Ever since the launch of the rabbinic era over 2,000 years ago, preacher-teachers have tried to organize their subject matter by presenting God’s word in cycles, especially via the vehicles of lectio continua (preaching through the whole Bible) and lectio selecta (preaching pre-selected texts), most often in the form of a lectionary. “The Revised Common Lectionary” (RCL) has become the mode of choice for many mainline Protestants, thereby producing a three-year cycle of readings for pulpit use.
That’s not enough, claims Tim Slemmons. A homiletics professor at the University of Dubuque Theological Seminary, Slemmons has developed “Year D” — an additional set of texts that fell to the cutting floor when the RCL was developed. These fourth-year texts help to fill in the blanks, inviting the people of God to hear “the voices of texts long silenced,” as Slemmons says, in the three-year lectionary cycle.
That’s not to say that the leaders who developed the RCL were simply leaving out what they didn’t like — although Slemmons’ inclusion of psalms of lament, all missing from years A, B and C, and of extensive passion passages, which the RCL locks into Holy Week’s weekday readings, does give voice to some of the more discomforting passages some of us have been happy to avoid.
It is to say, rather, that when it comes to preaching there’s nothing sacred about the number three and, frankly, that more is better.
In a paper presented to the Academy of Homiletics in 2007, Slemmons makes it clear that he does not support abandoning the RCL. It provides a framework and discipline that helps pastors to rise above their own favorite texts and topics, and thereby avoid the common homiletical tendency to preach a “canon within the canon.” Also, the RCL has generated a spate of outstanding resources that help preachers tap the best scholarly research available as well as pick up some homiletical twists and turns that can help drive the message to heads and hearts.
However, Slemmons also “admits with critics of the lectionary the need for transcending its evident biases and shortcomings” and especially its incompleteness. He “address[es] these objections by honoring the other texts (!) that the RCL presently excludes.”
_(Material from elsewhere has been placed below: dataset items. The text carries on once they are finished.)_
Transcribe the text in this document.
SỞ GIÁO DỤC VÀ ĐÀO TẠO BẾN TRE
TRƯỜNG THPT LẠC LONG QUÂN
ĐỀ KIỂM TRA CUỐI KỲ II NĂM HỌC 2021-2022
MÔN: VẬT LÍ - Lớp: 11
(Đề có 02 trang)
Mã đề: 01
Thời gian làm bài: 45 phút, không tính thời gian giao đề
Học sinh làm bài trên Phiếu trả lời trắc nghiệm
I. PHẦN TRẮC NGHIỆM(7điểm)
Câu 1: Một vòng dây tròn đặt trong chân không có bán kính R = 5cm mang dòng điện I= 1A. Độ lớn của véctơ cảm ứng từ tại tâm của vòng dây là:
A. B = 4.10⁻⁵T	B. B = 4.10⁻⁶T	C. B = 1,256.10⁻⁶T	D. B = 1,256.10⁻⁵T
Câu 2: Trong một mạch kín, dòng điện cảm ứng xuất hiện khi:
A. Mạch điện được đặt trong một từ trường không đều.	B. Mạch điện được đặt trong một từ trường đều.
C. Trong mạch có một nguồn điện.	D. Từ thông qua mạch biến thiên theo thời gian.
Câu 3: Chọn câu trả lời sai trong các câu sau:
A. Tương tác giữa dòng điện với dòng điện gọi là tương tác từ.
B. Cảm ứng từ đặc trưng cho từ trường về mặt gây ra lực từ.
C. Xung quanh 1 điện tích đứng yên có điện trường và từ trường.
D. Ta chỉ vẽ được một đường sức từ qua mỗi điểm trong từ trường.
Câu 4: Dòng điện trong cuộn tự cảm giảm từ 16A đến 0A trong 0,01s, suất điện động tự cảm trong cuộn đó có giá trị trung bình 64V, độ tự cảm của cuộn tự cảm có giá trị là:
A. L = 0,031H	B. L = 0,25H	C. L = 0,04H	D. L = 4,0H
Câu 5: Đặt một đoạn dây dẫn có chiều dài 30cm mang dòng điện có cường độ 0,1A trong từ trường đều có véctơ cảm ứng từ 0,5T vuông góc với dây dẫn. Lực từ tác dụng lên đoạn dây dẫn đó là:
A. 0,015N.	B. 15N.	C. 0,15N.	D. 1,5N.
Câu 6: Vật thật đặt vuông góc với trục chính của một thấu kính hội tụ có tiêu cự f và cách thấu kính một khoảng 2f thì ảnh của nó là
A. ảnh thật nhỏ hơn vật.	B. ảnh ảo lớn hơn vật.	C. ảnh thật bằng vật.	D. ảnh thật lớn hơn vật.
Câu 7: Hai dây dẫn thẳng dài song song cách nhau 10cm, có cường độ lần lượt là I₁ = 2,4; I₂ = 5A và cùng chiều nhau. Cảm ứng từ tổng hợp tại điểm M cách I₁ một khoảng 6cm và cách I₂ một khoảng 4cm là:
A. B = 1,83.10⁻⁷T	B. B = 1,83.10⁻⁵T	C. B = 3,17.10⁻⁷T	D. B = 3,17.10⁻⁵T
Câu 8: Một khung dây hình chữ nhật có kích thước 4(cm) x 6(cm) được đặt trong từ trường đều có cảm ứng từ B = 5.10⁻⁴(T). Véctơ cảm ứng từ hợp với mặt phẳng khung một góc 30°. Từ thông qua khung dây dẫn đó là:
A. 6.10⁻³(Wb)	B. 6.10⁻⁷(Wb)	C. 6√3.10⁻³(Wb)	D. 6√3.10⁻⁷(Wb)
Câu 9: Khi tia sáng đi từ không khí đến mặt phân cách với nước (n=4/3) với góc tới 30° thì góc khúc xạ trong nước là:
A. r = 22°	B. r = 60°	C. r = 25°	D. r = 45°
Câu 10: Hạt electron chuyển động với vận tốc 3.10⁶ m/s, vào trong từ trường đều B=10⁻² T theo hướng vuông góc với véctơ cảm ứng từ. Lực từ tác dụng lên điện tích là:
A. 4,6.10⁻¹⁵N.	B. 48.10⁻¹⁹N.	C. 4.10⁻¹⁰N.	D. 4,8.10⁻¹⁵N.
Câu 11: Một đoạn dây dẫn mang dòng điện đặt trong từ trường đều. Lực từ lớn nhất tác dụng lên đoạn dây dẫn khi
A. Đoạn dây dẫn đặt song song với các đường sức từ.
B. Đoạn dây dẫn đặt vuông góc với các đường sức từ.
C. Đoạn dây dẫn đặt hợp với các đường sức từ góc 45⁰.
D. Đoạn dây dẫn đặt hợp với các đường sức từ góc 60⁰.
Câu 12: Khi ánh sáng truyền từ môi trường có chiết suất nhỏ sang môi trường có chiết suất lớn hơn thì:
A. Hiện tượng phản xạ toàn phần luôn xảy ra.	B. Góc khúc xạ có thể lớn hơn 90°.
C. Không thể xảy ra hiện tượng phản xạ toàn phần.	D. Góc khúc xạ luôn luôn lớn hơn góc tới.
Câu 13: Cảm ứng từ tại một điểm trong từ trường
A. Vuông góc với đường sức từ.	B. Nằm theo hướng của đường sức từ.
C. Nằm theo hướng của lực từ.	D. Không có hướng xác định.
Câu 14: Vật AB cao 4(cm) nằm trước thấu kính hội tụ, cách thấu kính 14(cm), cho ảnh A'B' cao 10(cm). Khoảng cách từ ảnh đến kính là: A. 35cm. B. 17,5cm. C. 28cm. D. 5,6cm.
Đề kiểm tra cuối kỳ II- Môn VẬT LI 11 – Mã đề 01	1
This does not necessarily tilt the debate against lectio continua. Great for the people truly to live with a book of the Bible until it breathes within them. Then again, the lectionary’s mix of Old Testament, psalm, gospel and epistle in worship helps the worshipers to develop the practice of allowing Scripture to interpret Scripture.
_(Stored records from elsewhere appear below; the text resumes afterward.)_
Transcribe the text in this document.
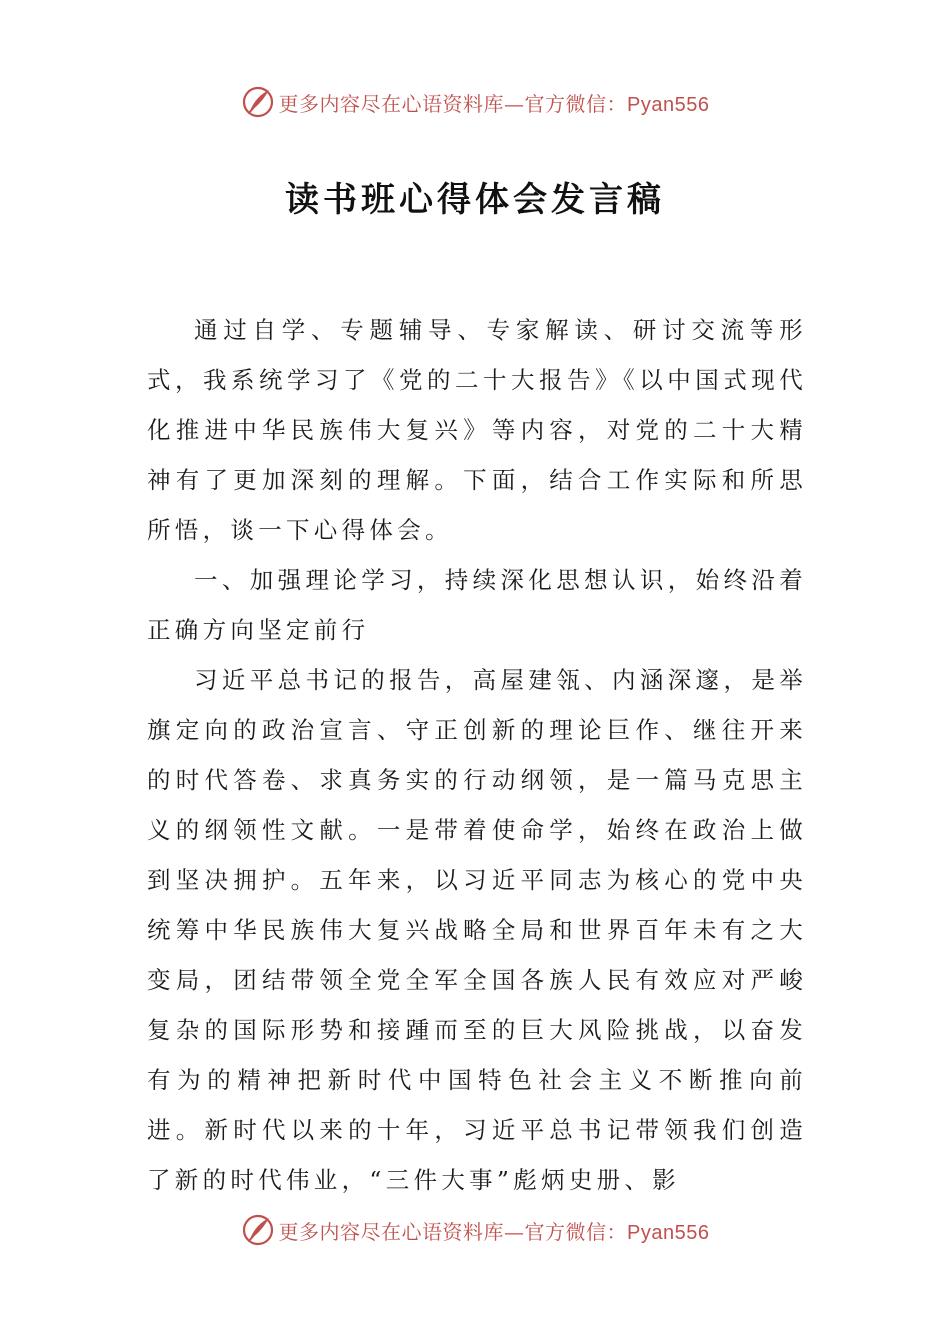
更多内容尽在心语资料库—官方微信：Pyan556
读书班心得体会发言稿

通过自学、专题辅导、专家解读、研讨交流等形式，我系统学习了《党的二十大报告》《以中国式现代化推进中华民族伟大复兴》等内容，对党的二十大精神有了更加深刻的理解。下面，结合工作实际和所思所悟，谈一下心得体会。

一、加强理论学习，持续深化思想认识，始终沿着正确方向坚定前行

习近平总书记的报告，高屋建瓴、内涵深邃，是举旗定向的政治宣言、守正创新的理论巨作、继往开来的时代答卷、求真务实的行动纲领，是一篇马克思主义的纲领性文献。一是带着使命学，始终在政治上做到坚决拥护。五年来，以习近平同志为核心的党中央统筹中华民族伟大复兴战略全局和世界百年未有之大变局，团结带领全党全军全国各族人民有效应对严峻复杂的国际形势和接踵而至的巨大风险挑战，以奋发有为的精神把新时代中国特色社会主义不断推向前进。新时代以来的十年，习近平总书记带领我们创造了新的时代伟业，“三件大事”彪炳史册、影

更多内容尽在心语资料库—官方微信：Pyan556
We would also add that neither approach ought to shackle the preacher to sticking always and only to the appointed text. When a tornado carves a swath of destruction through town, Sunday’s worshipers need to hear the word of the Lord that speaks to their immediate horror and grief.
But the approach being suggested by Slemmons — which will be outlined in an upcoming Webinar and soon thereafter in a book — demands serious consideration of all on whose shoulders sits the oracle’s mantle. For at the heart of reformed worship pulsates the proclamation of the Word of God. And, for all the theological debates over just quite what we mean when speaking of the “authority” of the Word of God, Bonhoeffer had it right when, in the opening words of “Discipleship,” he declared, “In times of church renewal, scripture naturally becomes richer in content for us.”
If the introduction of “Year D” might prod us into that direction, then may the Word increase.
Afterword: Appreciation goes to Walter Brueggemann and Kenneth Bailey who have passed their respective mantles for the biblical exposition in the Outlook’s Uniform Lesson Series. Taking up where they’ve left off are two wonderful scholars, Amanda W. Benckhuysen for the Old Testament and Mark Roberts for the New Testament. May the Word increase all the more!